New hero, same flaws.
After three miniseries and a Hit-Girl spinoff, Mark Millar and John Romita, Jr. are effectively rebooting the Kick-Ass saga at Image. While one of the more recognizable Millarworld properties, Kick-Ass has never really lived up to its potential as a story exploring what happens when ordinary people attempt to become costumed vigilantes. The hope was that a new publisher and a new protagonist might help the new Kick-Ass succeed where the original struggled. So far, that doesn’t appear to be the case.
The new Kick-Ass abandons nerdy high schooler Dave Lizewski in favor of Patience Lee, a recently discharged military veteran struggling to support her family.

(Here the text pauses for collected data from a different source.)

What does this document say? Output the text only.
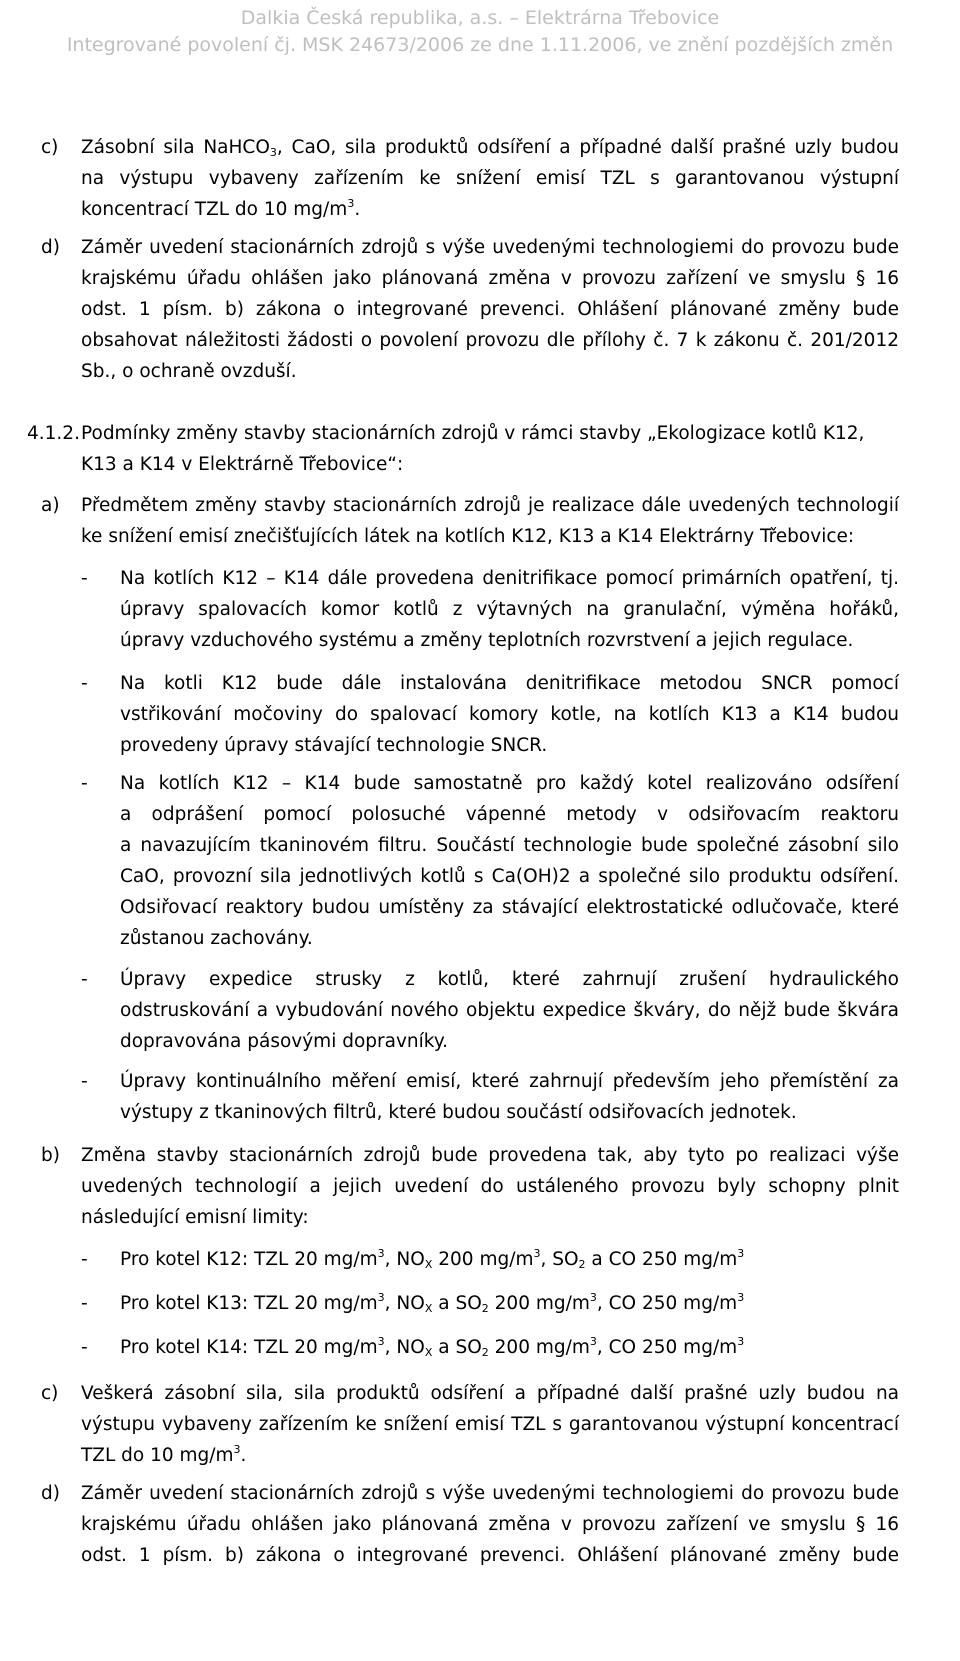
Dalkia Česká republika, a.s. – Elektrárna Třebovice
Integrované povolení čj. MSK 24673/2006 ze dne 1.11.2006, ve znění pozdějších změn
c) Zásobní sila NaHCO$_3$, CaO, sila produktů odsíření a případné další prašné uzly budou
na výstupu vybaveny zařízením ke snížení emisí TZL s garantovanou výstupní
koncentrací TZL do 10 $mg/m^3$.
d) Záměr uvedení stacionárních zdrojů s výše uvedenými technologiemi do provozu bude
krajskému úřadu ohlášen jako plánovaná změna v provozu zařízení ve smyslu § 16
odst. 1 písm. b) zákona o integrované prevenci. Ohlášení plánované změny bude
obsahovat náležitosti žádosti o povolení provozu dle přílohy č. 7 k zákonu č. 201/2012
Sb., o ochraně ovzduší.
4.1.2. Podmínky změny stavby stacionárních zdrojů v rámci stavby „Ekologizace kotlů K12,
K13 a K14 v Elektrárně Třebovice“:
a) Předmětem změny stavby stacionárních zdrojů je realizace dále uvedených technologií
ke snížení emisí znečišťujících látek na kotlích K12, K13 a K14 Elektrárny Třebovice:
- Na kotlích K12 – K14 dále provedena denitrifikace pomocí primárních opatření, tj.
úpravy spalovacích komor kotlů z výtavných na granulační, výměna hořáků,
úpravy vzduchového systému a změny teplotních rozvrstvení a jejich regulace.
- Na kotli K12 bude dále instalována denitrifikace metodou SNCR pomocí
vstřikování močoviny do spalovací komory kotle, na kotlích K13 a K14 budou
provedeny úpravy stávající technologie SNCR.
- Na kotlích K12 – K14 bude samostatně pro každý kotel realizováno odsíření
a odprášení pomocí polosuché vápenné metody v odsiřovacím reaktoru
a navazujícím tkaninovém filtru. Součástí technologie bude společné zásobní silo
CaO, provozní sila jednotlivých kotlů s Ca(OH)2 a společné silo produktu odsíření.
Odsiřovací reaktory budou umístěny za stávající elektrostatické odlučovače, které
zůstanou zachovány.
- Úpravy expedice strusky z kotlů, které zahrnují zrušení hydraulického
odstruskování a vybudování nového objektu expedice škváry, do nějž bude škvára
dopravována pásovými dopravníky.
- Úpravy kontinuálního měření emisí, které zahrnují především jeho přemístění za
výstupy z tkaninových filtrů, které budou součástí odsiřovacích jednotek.
b) Změna stavby stacionárních zdrojů bude provedena tak, aby tyto po realizaci výše
uvedených technologií a jejich uvedení do ustáleného provozu byly schopny plnit
následující emisní limity:
- Pro kotel K12: TZL 20 $mg/m^3$, $NO_X$ 200 $mg/m^3$, $SO_2$ a CO 250 $mg/m^3$
- Pro kotel K13: TZL 20 $mg/m^3$, $NO_X$ a $SO_2$ 200 $mg/m^3$, CO 250 $mg/m^3$
- Pro kotel K14: TZL 20 $mg/m^3$, $NO_X$ a $SO_2$ 200 $mg/m^3$, CO 250 $mg/m^3$
c) Veškerá zásobní sila, sila produktů odsíření a případné další prašné uzly budou na
výstupu vybaveny zařízením ke snížení emisí TZL s garantovanou výstupní koncentrací
TZL do 10 $mg/m^3$.
d) Záměr uvedení stacionárních zdrojů s výše uvedenými technologiemi do provozu bude
krajskému úřadu ohlášen jako plánovaná změna v provozu zařízení ve smyslu § 16
odst. 1 písm. b) zákona o integrované prevenci. Ohlášení plánované změny bude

Millar and Romita deserve credit for crafting a new protagonist that differs significantly from the original. With IDW’s 30 Days of Night reboot not doing much to distinguish itself from the original, at least Kick Ass 2.0 isn’t telling the exact same story as the first series. Patience is a a character with a far different background and set of motivations.

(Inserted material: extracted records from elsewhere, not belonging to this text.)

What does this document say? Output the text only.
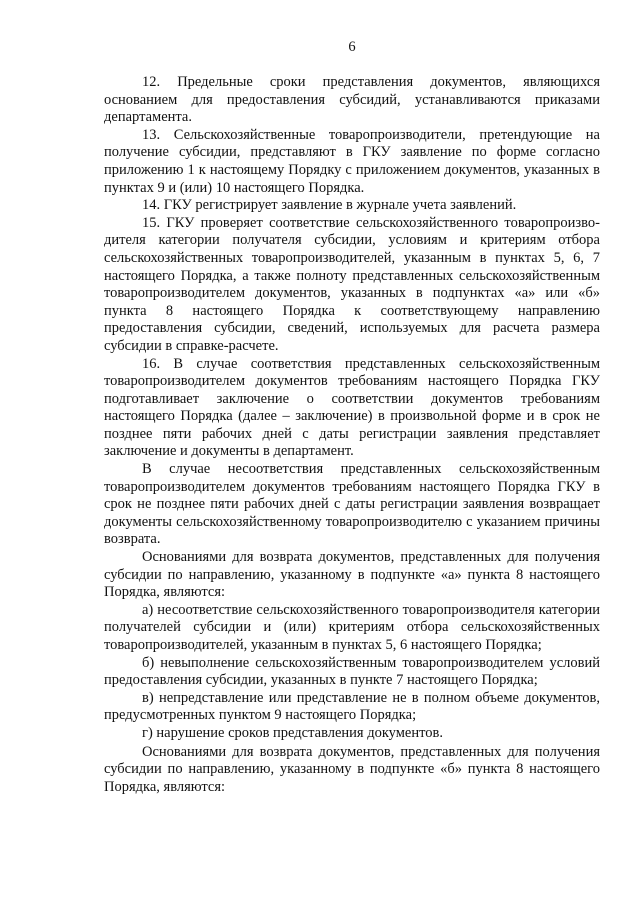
6

12. Предельные сроки представления документов, являющихся основанием для предоставления субсидий, устанавливаются приказами департамента.

13. Сельскохозяйственные товаропроизводители, претендующие на получение субсидии, представляют в ГКУ заявление по форме согласно приложению 1 к настоящему Порядку с приложением документов, указанных в пунктах 9 и (или) 10 настоящего Порядка.

14. ГКУ регистрирует заявление в журнале учета заявлений.

15. ГКУ проверяет соответствие сельскохозяйственного товаропроизводителя категории получателя субсидии, условиям и критериям отбора сельскохозяйственных товаропроизводителей, указанным в пунктах 5, 6, 7 настоящего Порядка, а также полноту представленных сельскохозяйственным товаропроизводителем документов, указанных в подпунктах «а» или «б» пункта 8 настоящего Порядка к соответствующему направлению предоставления субсидии, сведений, используемых для расчета размера субсидии в справке-расчете.

16. В случае соответствия представленных сельскохозяйственным товаропроизводителем документов требованиям настоящего Порядка ГКУ подготавливает заключение о соответствии документов требованиям настоящего Порядка (далее – заключение) в произвольной форме и в срок не позднее пяти рабочих дней с даты регистрации заявления представляет заключение и документы в департамент.

В случае несоответствия представленных сельскохозяйственным товаропроизводителем документов требованиям настоящего Порядка ГКУ в срок не позднее пяти рабочих дней с даты регистрации заявления возвращает документы сельскохозяйственному товаропроизводителю с указанием причины возврата.

Основаниями для возврата документов, представленных для получения субсидии по направлению, указанному в подпункте «а» пункта 8 настоящего Порядка, являются:

а) несоответствие сельскохозяйственного товаропроизводителя категории получателей субсидии и (или) критериям отбора сельскохозяйственных товаропроизводителей, указанным в пунктах 5, 6 настоящего Порядка;

б) невыполнение сельскохозяйственным товаропроизводителем условий предоставления субсидии, указанных в пункте 7 настоящего Порядка;

в) непредставление или представление не в полном объеме документов, предусмотренных пунктом 9 настоящего Порядка;

г) нарушение сроков представления документов.

Основаниями для возврата документов, представленных для получения субсидии по направлению, указанному в подпункте «б» пункта 8 настоящего Порядка, являются:
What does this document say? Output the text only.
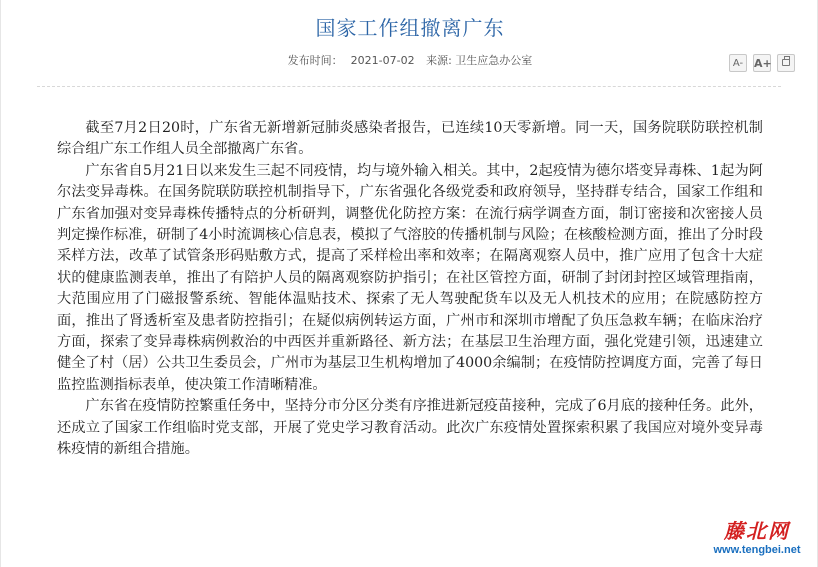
国家工作组撤离广东
发布时间： 2021-07-02 来源: 卫生应急办公室	A- A+

截至7月2日20时，广东省无新增新冠肺炎感染者报告，已连续10天零新增。同一天，国务院联防联控机制综合组广东工作组人员全部撤离广东省。

广东省自5月21日以来发生三起不同疫情，均与境外输入相关。其中，2起疫情为德尔塔变异毒株、1起为阿尔法变异毒株。在国务院联防联控机制指导下，广东省强化各级党委和政府领导，坚持群专结合，国家工作组和广东省加强对变异毒株传播特点的分析研判，调整优化防控方案：在流行病学调查方面，制订密接和次密接人员判定操作标准，研制了4小时流调核心信息表，模拟了气溶胶的传播机制与风险；在核酸检测方面，推出了分时段采样方法，改革了试管条形码贴敷方式，提高了采样检出率和效率；在隔离观察人员中，推广应用了包含十大症状的健康监测表单，推出了有陪护人员的隔离观察防护指引；在社区管控方面，研制了封闭封控区域管理指南，大范围应用了门磁报警系统、智能体温贴技术、探索了无人驾驶配货车以及无人机技术的应用；在院感防控方面，推出了肾透析室及患者防控指引；在疑似病例转运方面，广州市和深圳市增配了负压急救车辆；在临床治疗方面，探索了变异毒株病例救治的中西医并重新路径、新方法；在基层卫生治理方面，强化党建引领，迅速建立健全了村（居）公共卫生委员会，广州市为基层卫生机构增加了4000余编制；在疫情防控调度方面，完善了每日监控监测指标表单，使决策工作清晰精准。

广东省在疫情防控繁重任务中，坚持分市分区分类有序推进新冠疫苗接种，完成了6月底的接种任务。此外，还成立了国家工作组临时党支部，开展了党史学习教育活动。此次广东疫情处置探索积累了我国应对境外变异毒株疫情的新组合措施。

藤北网
www.tengbei.net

That being said, tonally, this feels more or less identically to past Kick-Ass books. This franchise tends to accentuate Millar’s lesser tendencies as a writer. Like its predecessors, Kick-Ass prioritizes shock value, extreme violence and pop culture references over nuanced characterization. It’s difficult to actually connect with any of the characters here. Even Patience herself, despite her obvious struggles as a single mother with few job prospects, is never as sympathetic as she should be. It doesn’t help that this issue spends so little time exploring her transition from soldier to vigilante, making it feel like a very abrupt and implausible development in her life.
While he co-created Kick-Ass, I’ve always questioned whether Romita was the right artist to bring this sort of story to life . Kick-Ass is very much about the rude intersection of superhero comics and the real world, yet there’s little about Romita’s art style that screams realism. He’s one of the clearest successors to Jack Kirby in that he’s adept at crafting colorful, larger-than-life stories full of dynamic but impossibly proportioned heroes. Seeing Romita restrain himself to a grittier, more low-key setting often feels like a square peg being shoved into a round hole. Inker/colorist Peter Steigerwald does help add a darker, harsher coat to Romita’s work, but that doesn’t do much to make the blocky figures seem more grounded in reality.

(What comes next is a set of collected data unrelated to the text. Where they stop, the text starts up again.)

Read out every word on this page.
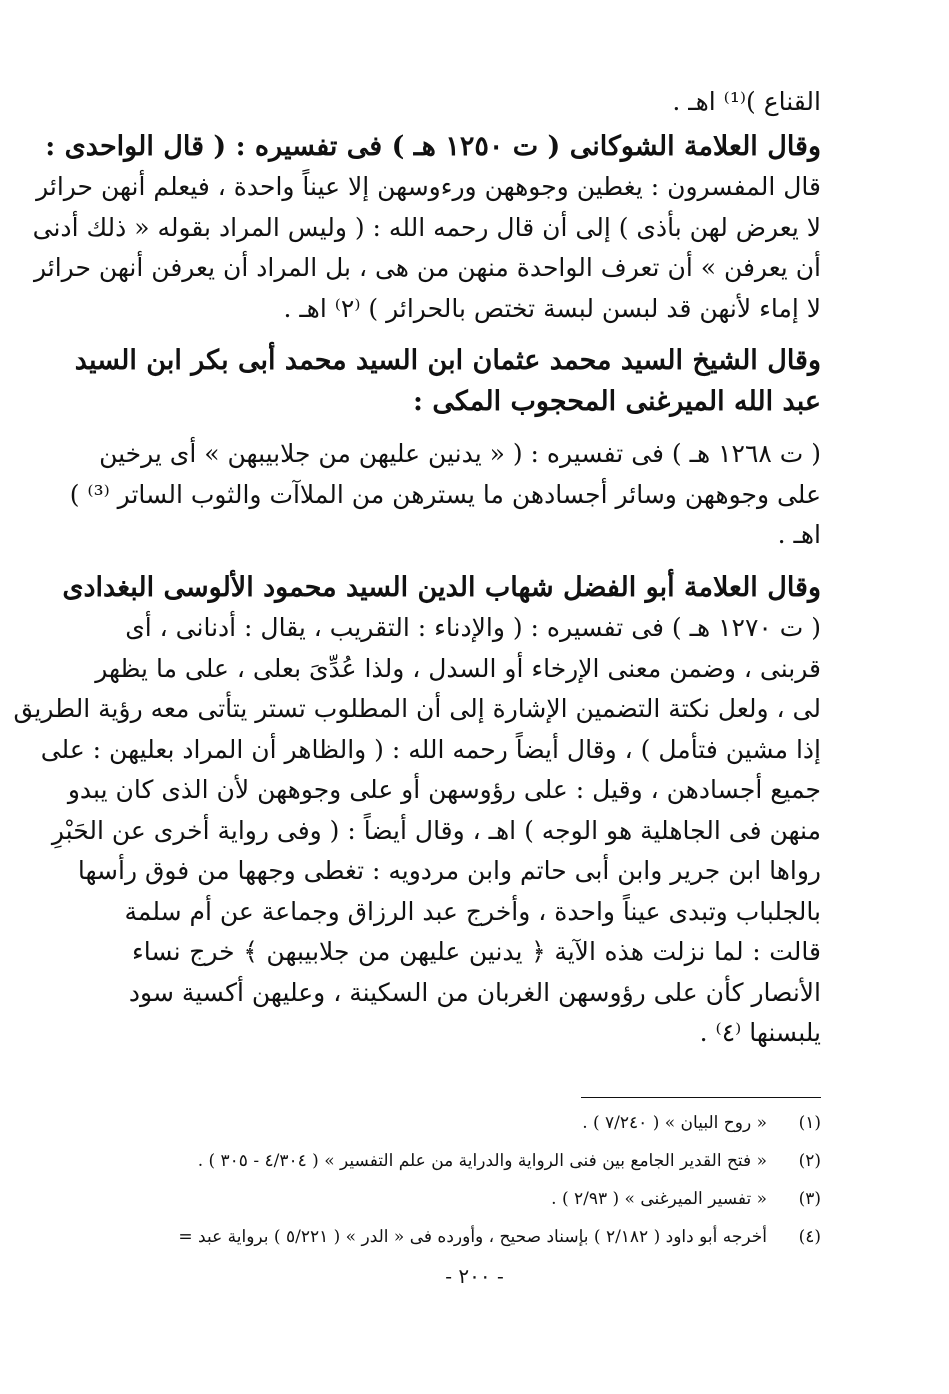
القناع )⁽¹⁾ اهـ .
وقال العلامة الشوكانى ( ت ١٢٥٠ هـ ) فى تفسيره : ( قال الواحدى :
قال المفسرون : يغطين وجوههن ورءوسهن إلا عيناً واحدة ، فيعلم أنهن حرائر
لا يعرض لهن بأذى ) إلى أن قال رحمه الله : ( وليس المراد بقوله « ذلك أدنى
أن يعرفن » أن تعرف الواحدة منهن من هى ، بل المراد أن يعرفن أنهن حرائر
لا إماء لأنهن قد لبسن لبسة تختص بالحرائر ) ⁽٢⁾ اهـ .
وقال الشيخ السيد محمد عثمان ابن السيد محمد أبى بكر ابن السيد
عبد الله الميرغنى المحجوب المكى :
( ت ١٢٦٨ هـ ) فى تفسيره : ( « يدنين عليهن من جلابيبهن » أى يرخين
على وجوههن وسائر أجسادهن ما يسترهن من الملاآت والثوب الساتر ⁽³⁾ )
اهـ .
وقال العلامة أبو الفضل شهاب الدين السيد محمود الألوسى البغدادى
( ت ١٢٧٠ هـ ) فى تفسيره : ( والإدناء : التقريب ، يقال : أدنانى ، أى
قربنى ، وضمن معنى الإرخاء أو السدل ، ولذا عُدِّىَ بعلى ، على ما يظهر
لى ، ولعل نكتة التضمين الإشارة إلى أن المطلوب تستر يتأتى معه رؤية الطريق
إذا مشين فتأمل ) ، وقال أيضاً رحمه الله : ( والظاهر أن المراد بعليهن : على
جميع أجسادهن ، وقيل : على رؤوسهن أو على وجوههن لأن الذى كان يبدو
منهن فى الجاهلية هو الوجه ) اهـ ، وقال أيضاً : ( وفى رواية أخرى عن الحَبْرِ
رواها ابن جرير وابن أبى حاتم وابن مردويه : تغطى وجهها من فوق رأسها
بالجلباب وتبدى عيناً واحدة ، وأخرج عبد الرزاق وجماعة عن أم سلمة
قالت : لما نزلت هذه الآية ﴿ يدنين عليهن من جلابيبهن ﴾ خرج نساء
الأنصار كأن على رؤوسهن الغربان من السكينة ، وعليهن أكسية سود
يلبسنها ⁽٤⁾ .
(١)
« روح البيان » ( ٧/٢٤٠ ) .
(٢)
« فتح القدير الجامع بين فنى الرواية والدراية من علم التفسير » ( ٤/٣٠٤ - ٣٠٥ ) .
(٣)
« تفسير الميرغنى » ( ٢/٩٣ ) .
(٤)
أخرجه أبو داود ( ٢/١٨٢ ) بإسناد صحيح ، وأورده فى « الدر » ( ٥/٢٢١ ) برواية عبد =
- ٢٠٠ -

Not that Kick-Ass has ever felt particularly grounded in reality at the end of the day. For all that the book aims to show us ordinary people playing at being superheroes, the violence is often stylized and exaggerated to the point where any sense of reality is washed away. Like Hit-Girl before her, Patience is capable of truly superhuman feats of bloodshed. That only further divorces this book from reality and diminishes what should be one of its big selling points.